Like most modern nations, the U.S. grants individuals escaping persecution from their home government the right to live freely and without fear within its borders. The concept of granting asylum, or “refugee” status, to such an individual first evolved out of the need to protect those fleeing their countries because of political beliefs that were generally opposed to an oppressive, dictatorial regime. U.S. law today states in general that if a person fears persecution in their home country due to their race, religion, political belief or “social group”, the individual will be accorded protection and permanent residence in the U.S.

In recent years, the term “social group” has been the subject of much litigation and controversy. Protection under U.S. asylum/refugee law has been sought by members from a wide range of “social groups” claiming persecution by either their home government or groups their home government cannot or will not control. In recent years, among those successful in their efforts in being classified, as a protected “social group” have been women of various African nationalities escaping forced female genital mutilation as well as homosexuals from Brazil and Turkey. And just yesterday, INS’ Chicago Asylum Office announced it would be granting the asylum application of a Pakistani child whose claim is based on his affliction with autism, a serious mental illness often marked by abnormal behavior such as involuntary acts of physical self-abuse, involuntary verbal utterances and hallucinations.

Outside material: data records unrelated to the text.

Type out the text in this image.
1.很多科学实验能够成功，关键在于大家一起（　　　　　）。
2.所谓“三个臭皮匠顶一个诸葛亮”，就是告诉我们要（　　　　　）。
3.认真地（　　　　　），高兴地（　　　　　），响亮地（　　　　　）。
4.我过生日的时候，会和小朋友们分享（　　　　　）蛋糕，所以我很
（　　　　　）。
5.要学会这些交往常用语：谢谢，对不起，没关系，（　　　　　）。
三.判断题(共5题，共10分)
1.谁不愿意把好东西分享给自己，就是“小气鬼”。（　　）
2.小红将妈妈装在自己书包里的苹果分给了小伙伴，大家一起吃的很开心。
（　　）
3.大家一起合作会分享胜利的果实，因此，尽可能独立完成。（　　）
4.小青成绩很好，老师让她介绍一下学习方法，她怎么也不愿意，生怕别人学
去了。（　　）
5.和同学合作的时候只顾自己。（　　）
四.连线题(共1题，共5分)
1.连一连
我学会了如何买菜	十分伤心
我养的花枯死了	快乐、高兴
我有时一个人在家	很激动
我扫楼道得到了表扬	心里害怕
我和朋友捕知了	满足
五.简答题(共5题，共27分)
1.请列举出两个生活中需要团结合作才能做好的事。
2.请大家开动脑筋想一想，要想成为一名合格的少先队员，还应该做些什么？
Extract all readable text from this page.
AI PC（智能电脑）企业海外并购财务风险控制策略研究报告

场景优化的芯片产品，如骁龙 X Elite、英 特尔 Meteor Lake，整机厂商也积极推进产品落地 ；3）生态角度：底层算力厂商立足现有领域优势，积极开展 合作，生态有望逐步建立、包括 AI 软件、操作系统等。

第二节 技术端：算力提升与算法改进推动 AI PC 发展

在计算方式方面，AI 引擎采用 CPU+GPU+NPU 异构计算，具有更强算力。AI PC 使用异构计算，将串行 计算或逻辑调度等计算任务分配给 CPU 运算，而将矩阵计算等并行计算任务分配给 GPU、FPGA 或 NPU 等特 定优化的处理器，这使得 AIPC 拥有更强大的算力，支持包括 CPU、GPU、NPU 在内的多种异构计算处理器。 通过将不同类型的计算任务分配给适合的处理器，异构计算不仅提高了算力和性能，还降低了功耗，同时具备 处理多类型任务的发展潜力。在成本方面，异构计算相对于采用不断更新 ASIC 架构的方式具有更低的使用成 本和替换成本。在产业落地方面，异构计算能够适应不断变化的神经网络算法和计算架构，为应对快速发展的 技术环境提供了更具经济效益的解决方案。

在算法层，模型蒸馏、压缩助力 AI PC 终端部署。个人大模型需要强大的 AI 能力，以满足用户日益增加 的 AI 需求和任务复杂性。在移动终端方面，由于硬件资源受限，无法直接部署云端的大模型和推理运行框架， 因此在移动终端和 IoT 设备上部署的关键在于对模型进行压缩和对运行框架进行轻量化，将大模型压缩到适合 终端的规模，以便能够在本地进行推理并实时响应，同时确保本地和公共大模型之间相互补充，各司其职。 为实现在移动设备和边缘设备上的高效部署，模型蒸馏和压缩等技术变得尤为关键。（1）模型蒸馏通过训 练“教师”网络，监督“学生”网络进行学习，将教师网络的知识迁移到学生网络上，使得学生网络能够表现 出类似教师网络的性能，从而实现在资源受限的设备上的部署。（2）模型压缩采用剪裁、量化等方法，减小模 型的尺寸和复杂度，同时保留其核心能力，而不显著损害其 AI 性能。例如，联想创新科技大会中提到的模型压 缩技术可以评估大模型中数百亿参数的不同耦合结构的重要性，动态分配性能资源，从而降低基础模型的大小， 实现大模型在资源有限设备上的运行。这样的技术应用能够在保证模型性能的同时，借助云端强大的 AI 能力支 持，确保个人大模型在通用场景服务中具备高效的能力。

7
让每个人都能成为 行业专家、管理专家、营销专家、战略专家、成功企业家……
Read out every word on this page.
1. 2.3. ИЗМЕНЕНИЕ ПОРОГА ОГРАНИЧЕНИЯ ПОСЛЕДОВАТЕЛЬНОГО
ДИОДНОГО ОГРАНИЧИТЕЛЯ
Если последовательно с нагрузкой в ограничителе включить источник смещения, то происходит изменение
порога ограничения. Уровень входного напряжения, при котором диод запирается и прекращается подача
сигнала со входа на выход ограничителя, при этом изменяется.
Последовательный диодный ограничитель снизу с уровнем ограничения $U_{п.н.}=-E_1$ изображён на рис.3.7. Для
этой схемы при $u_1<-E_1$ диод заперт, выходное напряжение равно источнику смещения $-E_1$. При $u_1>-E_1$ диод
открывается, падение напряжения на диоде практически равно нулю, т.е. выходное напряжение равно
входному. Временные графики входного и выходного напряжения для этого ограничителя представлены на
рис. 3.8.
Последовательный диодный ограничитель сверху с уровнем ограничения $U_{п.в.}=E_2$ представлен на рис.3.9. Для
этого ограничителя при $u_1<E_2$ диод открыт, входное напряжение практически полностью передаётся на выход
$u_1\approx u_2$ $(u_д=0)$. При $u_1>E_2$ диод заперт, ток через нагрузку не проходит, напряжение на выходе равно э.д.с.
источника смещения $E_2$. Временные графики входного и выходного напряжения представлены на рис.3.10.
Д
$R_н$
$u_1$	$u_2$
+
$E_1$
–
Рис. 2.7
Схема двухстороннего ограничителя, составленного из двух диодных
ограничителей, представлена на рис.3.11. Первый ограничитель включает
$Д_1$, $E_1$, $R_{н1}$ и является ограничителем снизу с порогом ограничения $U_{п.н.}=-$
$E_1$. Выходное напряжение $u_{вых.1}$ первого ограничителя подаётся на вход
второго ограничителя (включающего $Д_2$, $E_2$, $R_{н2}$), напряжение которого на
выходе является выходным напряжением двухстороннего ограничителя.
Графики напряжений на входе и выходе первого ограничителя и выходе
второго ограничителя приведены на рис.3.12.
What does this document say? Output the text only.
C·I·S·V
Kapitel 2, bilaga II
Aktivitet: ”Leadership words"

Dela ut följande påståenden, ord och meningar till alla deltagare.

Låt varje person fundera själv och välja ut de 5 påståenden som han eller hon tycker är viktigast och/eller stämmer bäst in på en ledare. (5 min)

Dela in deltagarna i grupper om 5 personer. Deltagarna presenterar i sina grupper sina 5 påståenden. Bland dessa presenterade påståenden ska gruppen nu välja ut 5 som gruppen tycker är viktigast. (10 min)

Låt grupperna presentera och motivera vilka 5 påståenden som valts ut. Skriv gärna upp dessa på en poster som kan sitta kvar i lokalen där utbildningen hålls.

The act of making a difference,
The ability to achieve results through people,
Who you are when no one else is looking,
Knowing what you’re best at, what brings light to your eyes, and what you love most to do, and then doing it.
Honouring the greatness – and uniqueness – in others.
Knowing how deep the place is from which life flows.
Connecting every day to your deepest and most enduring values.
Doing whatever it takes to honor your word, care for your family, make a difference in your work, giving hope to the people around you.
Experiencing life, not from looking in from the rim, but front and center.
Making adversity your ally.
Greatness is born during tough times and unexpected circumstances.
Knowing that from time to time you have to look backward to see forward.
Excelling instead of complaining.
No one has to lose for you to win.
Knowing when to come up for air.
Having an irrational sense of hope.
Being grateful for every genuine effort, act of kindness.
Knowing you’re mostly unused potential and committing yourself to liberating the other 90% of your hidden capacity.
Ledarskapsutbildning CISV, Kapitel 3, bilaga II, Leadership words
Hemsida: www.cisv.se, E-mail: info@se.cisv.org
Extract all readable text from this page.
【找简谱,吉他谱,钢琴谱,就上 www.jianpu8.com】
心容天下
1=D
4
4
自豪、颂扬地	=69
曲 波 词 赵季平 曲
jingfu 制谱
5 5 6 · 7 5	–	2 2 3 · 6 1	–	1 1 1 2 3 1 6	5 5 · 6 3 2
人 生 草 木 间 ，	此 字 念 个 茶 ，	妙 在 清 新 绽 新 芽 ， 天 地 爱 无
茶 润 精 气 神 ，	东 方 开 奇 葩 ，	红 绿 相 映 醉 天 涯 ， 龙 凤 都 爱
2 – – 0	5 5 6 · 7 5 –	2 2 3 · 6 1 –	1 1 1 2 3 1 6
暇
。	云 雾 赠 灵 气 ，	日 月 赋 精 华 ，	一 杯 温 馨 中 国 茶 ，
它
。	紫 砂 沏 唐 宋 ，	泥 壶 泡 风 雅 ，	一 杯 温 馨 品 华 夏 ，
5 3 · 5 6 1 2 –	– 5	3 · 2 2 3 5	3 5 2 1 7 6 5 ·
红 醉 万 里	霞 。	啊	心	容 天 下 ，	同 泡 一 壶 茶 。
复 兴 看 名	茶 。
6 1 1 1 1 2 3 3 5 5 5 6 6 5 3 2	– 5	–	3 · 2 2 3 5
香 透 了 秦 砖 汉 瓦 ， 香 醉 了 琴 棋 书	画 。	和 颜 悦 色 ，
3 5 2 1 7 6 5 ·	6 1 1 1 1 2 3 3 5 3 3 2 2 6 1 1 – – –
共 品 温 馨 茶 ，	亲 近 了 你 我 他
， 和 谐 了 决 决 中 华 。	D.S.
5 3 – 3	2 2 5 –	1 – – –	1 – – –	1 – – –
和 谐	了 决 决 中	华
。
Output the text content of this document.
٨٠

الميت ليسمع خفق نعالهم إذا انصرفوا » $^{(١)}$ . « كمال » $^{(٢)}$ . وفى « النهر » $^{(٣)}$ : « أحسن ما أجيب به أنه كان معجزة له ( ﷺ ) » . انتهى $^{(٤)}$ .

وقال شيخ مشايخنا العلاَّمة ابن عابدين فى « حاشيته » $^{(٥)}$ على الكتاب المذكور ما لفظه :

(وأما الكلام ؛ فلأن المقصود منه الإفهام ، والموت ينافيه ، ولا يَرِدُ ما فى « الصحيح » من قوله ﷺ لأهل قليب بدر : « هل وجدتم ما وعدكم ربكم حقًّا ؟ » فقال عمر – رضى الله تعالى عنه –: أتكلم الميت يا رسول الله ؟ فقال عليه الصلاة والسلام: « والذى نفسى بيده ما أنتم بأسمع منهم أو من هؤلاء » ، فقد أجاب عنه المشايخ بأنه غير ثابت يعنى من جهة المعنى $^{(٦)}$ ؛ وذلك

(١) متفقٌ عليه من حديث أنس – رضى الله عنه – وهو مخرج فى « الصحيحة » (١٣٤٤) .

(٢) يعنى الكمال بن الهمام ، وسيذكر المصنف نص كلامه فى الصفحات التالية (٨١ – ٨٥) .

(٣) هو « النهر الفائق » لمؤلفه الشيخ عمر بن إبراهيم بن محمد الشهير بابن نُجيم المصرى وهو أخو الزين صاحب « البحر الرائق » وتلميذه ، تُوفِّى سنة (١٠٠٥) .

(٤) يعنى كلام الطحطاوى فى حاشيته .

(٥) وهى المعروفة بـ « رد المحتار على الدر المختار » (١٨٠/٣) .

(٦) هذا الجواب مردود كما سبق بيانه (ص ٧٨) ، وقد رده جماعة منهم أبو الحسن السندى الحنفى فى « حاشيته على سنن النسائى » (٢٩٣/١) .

The asylum request rested on the premise that the child was widely seen in his native Pakistan as a freak of nature, afflicted with an evil spirit or demon, rather than as a human being suffering from some disease that could be treated. Like others who suffer from such severe mental disorders in Pakistan, he was often the victim of physical beatings and emotional abuse by the public. In essence, his membership in the “social group” of the severely mentally ill placed him in a vulnerable position, as far as both his basic human rights and physical health were concerned, and with no one to turn to for protection. Unfortunately, as reflected in the recent ruling, Pakistani society at large saw the boy as someone to be avoided (and to be locked up and warehoused) as opposed to a human being deserving of medical treatment and with potential to contribute to society in one way or another.

Congratulations to the young asylum applicant, and congratulations to the INS and their local Asylum Office.